Reacting to a recovery
One of the questions for Fed is its reaction function to the steepening yield curve. Will the FOMC statement or Powell’s press conference address either the issue of rising 10-year Treasury yield, or the steepening yield curve in the form of rising growth and inflationary expectations?
Sure, the Fed has said it is targeting an “average inflation rate” of 2%, indicating it is willing to tolerate some overshoot of reported inflation. In that case, it runs the risk of allowing inflationary expectations to run out of control, and become unanchored. Even as the economy emerges from the recession, we are already seeing signs of cyclical rebound in growth and inflationary expectations. Gold prices have pulled back and consolidating just below its breakout level. Inflationary expectations (RINF) have staged an upside breakout from a declining trend line. As well, the copper/gold ratio, which is an important cyclical indicator, is turning up, though it has not broken out of its downtrend to signal a liftoff.
Let’s put on some rose-colored glasses and consider what might happen under a bullish scenario. The election results in a government that enacts a significant stimulus package. In the next 4-6 weeks several Phase 3 vaccine trials will report, and one or more of them are positive enough to see widespread vaccine availability by late Q1 or Q2. The global economy takes off. Already, 81% of global manufacturing PMIs are in expansion.

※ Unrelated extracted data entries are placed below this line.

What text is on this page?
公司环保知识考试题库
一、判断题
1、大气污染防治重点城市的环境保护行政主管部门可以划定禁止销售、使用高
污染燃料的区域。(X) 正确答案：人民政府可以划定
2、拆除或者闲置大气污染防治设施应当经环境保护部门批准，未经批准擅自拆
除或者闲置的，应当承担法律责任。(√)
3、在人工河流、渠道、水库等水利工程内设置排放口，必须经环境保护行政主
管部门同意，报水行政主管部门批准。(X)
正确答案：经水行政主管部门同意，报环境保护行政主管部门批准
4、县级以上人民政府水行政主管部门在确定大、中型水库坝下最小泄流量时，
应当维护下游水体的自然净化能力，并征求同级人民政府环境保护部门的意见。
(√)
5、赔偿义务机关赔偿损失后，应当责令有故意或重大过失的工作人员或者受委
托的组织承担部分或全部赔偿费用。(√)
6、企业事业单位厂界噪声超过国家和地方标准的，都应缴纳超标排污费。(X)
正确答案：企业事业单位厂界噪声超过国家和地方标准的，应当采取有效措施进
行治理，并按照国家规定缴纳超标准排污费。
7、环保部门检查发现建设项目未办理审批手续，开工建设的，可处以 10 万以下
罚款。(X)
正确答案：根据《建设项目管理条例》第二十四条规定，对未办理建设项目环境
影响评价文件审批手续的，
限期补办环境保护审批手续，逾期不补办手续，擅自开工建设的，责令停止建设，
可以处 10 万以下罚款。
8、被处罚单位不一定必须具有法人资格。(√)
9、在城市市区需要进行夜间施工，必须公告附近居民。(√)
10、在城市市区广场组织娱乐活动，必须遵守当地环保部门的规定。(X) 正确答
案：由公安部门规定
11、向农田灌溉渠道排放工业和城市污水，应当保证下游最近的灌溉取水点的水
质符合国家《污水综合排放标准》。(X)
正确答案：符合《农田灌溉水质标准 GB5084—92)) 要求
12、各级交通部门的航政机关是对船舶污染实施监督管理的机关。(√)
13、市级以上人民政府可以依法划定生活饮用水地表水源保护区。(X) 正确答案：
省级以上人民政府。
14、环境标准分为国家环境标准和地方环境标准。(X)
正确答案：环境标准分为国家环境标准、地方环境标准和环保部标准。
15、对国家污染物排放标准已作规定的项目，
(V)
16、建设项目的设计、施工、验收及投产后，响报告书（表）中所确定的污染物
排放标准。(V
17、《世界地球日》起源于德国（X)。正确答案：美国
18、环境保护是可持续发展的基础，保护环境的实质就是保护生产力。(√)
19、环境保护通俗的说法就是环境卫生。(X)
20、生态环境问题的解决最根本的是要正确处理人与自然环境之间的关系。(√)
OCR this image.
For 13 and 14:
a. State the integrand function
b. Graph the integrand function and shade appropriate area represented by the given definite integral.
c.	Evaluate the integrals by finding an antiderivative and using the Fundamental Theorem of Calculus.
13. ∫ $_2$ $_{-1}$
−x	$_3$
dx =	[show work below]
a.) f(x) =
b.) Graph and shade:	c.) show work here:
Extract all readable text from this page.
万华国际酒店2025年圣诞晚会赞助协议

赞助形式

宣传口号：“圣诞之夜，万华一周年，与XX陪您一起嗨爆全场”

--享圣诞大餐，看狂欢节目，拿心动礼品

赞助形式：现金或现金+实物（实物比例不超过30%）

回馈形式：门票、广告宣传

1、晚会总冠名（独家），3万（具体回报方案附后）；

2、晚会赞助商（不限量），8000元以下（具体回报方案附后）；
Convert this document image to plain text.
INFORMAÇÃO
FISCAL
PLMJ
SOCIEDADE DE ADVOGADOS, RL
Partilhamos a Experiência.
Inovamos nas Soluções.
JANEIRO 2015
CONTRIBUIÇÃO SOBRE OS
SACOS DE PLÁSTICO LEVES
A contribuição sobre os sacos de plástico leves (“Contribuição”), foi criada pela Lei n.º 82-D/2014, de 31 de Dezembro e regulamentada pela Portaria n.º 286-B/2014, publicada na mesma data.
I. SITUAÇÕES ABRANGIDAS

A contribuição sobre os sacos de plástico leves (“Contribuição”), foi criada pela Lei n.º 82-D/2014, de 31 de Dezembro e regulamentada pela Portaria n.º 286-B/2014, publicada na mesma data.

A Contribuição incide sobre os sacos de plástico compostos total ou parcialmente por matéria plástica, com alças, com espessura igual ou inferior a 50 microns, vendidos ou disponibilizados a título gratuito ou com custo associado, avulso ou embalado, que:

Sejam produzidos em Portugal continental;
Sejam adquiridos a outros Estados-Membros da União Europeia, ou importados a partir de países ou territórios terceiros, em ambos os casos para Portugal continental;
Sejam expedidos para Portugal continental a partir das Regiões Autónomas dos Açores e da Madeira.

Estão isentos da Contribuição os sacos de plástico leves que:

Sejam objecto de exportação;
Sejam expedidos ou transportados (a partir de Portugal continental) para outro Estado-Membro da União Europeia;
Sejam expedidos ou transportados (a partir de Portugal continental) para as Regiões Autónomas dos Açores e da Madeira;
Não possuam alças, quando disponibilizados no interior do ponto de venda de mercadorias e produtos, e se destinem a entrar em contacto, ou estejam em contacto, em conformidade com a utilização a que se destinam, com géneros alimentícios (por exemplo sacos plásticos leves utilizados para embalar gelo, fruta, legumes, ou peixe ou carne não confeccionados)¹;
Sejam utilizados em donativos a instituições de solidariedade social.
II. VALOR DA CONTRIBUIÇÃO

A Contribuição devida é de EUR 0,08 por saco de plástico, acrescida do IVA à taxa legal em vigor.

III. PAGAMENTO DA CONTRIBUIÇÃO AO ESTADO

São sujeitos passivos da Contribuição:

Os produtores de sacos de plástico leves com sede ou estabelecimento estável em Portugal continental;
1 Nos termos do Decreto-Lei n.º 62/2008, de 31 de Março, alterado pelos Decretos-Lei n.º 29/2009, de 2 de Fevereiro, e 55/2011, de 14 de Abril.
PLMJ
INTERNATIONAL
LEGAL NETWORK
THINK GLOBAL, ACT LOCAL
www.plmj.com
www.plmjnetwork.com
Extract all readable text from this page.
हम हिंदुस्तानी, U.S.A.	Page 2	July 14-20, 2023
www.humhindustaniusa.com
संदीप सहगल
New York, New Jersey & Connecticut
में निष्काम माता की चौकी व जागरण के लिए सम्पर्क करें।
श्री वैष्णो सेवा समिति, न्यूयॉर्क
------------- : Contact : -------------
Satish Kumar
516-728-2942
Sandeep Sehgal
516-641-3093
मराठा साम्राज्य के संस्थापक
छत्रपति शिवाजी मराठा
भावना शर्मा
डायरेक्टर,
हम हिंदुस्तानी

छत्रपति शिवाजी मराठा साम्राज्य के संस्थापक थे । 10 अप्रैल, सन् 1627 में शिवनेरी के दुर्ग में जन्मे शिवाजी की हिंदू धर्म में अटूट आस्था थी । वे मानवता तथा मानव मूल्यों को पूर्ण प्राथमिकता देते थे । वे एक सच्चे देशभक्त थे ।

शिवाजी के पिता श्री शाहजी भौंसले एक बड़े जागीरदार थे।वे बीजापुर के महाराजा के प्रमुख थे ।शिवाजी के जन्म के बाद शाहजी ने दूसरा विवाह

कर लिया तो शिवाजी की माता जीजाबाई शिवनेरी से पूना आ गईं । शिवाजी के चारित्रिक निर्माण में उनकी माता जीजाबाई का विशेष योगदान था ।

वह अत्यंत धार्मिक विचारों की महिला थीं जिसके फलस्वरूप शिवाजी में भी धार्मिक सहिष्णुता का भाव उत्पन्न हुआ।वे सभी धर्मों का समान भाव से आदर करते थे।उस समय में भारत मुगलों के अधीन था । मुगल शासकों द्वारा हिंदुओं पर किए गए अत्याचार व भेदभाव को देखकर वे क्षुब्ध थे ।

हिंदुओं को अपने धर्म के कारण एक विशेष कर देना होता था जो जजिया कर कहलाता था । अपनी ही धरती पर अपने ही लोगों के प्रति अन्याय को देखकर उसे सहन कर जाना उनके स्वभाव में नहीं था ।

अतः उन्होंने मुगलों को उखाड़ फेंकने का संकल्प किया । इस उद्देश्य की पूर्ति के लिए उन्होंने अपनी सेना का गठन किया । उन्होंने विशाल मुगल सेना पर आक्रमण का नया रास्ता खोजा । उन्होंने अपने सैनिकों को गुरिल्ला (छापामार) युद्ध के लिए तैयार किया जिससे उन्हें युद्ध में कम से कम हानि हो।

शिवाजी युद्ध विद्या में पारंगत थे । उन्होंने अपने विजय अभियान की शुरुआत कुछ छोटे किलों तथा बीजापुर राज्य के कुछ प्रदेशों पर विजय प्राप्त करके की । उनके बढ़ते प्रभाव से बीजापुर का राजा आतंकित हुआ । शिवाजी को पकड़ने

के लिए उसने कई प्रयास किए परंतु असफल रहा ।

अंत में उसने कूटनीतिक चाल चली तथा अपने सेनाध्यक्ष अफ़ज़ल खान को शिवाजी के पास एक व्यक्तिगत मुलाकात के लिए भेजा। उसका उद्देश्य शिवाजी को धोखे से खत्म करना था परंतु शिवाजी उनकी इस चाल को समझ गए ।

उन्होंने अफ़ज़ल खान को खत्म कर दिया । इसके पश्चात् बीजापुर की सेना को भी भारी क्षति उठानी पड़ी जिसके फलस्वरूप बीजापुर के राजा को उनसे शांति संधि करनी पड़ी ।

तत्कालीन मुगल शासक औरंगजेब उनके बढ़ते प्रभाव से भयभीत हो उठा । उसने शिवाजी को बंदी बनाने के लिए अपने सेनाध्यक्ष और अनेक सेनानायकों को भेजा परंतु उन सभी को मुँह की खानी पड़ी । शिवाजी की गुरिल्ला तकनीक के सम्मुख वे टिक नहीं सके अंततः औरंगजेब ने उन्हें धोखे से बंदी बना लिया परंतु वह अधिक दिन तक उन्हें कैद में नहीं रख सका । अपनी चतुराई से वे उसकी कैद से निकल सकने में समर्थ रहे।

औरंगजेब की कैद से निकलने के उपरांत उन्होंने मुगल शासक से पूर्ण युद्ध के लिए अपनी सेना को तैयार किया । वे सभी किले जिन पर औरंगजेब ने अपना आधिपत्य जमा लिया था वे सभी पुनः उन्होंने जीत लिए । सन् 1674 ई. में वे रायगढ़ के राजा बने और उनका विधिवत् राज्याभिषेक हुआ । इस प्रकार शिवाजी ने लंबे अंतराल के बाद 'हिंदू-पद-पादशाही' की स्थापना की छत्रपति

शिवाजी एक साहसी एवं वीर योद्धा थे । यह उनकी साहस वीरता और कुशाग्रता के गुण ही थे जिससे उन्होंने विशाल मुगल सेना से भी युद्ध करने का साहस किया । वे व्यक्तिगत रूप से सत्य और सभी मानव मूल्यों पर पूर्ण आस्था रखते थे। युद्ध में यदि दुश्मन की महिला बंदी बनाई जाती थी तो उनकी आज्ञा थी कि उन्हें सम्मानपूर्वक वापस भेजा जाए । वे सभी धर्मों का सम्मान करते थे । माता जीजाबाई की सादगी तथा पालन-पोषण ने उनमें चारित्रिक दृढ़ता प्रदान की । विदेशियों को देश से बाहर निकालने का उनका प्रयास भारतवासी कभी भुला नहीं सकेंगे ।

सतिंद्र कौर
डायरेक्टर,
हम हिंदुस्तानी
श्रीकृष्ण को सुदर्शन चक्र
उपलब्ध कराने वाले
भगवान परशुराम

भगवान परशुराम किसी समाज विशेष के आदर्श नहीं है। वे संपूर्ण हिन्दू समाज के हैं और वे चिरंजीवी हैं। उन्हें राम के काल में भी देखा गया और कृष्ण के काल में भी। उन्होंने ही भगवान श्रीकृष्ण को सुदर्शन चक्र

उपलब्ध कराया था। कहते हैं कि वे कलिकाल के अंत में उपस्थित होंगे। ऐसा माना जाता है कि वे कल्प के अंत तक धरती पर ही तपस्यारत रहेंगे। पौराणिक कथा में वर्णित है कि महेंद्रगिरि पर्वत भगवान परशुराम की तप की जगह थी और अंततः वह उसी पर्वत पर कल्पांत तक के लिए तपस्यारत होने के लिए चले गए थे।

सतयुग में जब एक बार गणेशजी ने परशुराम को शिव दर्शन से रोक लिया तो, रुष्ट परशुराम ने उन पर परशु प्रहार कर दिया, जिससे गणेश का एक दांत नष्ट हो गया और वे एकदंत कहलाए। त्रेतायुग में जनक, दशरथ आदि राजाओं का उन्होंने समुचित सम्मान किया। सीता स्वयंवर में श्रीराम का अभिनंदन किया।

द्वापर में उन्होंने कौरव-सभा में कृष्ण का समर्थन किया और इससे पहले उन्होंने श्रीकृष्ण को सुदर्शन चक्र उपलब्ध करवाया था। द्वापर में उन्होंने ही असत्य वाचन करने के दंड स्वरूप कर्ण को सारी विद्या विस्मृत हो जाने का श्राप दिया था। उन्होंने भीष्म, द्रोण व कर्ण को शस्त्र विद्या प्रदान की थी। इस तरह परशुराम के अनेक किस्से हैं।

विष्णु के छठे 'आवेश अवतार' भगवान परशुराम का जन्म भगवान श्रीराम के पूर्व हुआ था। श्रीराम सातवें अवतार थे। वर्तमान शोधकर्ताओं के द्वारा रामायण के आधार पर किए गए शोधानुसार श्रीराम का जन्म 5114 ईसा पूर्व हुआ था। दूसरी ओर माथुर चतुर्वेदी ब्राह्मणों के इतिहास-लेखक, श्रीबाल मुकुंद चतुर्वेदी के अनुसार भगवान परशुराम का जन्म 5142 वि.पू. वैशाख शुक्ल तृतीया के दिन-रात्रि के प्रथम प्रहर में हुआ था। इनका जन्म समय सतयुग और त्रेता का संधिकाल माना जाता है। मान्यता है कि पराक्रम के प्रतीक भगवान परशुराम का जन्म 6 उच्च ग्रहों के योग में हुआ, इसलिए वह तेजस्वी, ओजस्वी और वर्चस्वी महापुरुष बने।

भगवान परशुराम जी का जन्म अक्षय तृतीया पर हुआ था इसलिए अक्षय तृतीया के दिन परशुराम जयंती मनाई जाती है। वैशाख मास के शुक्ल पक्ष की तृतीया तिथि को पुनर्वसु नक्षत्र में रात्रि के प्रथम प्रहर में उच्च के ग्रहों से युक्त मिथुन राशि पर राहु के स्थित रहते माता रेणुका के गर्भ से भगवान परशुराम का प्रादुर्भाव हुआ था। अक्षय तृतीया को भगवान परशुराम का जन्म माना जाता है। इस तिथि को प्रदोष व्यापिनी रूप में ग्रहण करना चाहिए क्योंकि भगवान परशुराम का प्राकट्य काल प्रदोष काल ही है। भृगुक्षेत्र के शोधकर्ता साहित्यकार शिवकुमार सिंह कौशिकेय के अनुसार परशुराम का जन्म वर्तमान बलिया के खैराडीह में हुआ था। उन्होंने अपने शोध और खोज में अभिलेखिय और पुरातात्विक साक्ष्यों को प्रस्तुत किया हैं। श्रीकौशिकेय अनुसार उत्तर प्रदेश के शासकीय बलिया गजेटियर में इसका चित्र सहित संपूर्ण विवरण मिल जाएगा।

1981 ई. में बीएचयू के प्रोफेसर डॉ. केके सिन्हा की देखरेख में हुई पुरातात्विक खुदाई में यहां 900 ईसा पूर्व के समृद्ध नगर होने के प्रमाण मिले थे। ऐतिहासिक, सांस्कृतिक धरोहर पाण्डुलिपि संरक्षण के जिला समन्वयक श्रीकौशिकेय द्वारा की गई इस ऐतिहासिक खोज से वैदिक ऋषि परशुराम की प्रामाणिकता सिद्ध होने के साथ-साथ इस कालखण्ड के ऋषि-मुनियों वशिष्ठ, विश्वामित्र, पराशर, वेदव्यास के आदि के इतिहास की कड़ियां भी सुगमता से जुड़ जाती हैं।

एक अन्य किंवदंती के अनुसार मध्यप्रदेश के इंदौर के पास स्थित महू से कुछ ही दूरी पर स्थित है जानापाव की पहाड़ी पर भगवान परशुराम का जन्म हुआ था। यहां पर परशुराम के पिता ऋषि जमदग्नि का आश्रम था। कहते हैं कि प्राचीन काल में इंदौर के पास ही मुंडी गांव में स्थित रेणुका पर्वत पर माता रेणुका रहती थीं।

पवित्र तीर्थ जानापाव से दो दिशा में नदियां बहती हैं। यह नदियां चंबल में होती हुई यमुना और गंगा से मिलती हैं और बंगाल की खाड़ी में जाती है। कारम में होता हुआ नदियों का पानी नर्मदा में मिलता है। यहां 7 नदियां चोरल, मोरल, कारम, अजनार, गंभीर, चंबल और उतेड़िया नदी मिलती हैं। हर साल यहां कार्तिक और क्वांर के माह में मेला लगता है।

The bottom-up view is the same. The latest update from The Transcript, which monitors earnings reports, tells an upbeat story of an economic recovery.
Most parts of the economy have normalized and the economic winners are booming. Technology, cloud service and e-commerce are leading the way and other industries are surging as well. Financial service firms focused on M&A advisory, trading and restructuring are seeing strong business. The housing market is also on fire with new home sales up 32% y/y. This week’s election and a renewed wave of COVID could dampen activity, but for now, the economy is doing remarkably well. COVID may have led to structurally higher productivity.
All this begs questions about the Fed’s reaction function.
- How far will it allow the 10-year yield to rise?
- How much steepening will it tolerate in the yield curve?
- Even though it is focused on employment and reported inflation targets, how does it address the problem of an upward surge in inflationary expectations? Runaway inflationary expectations risks setting off an inflationary spiral that gets out of control.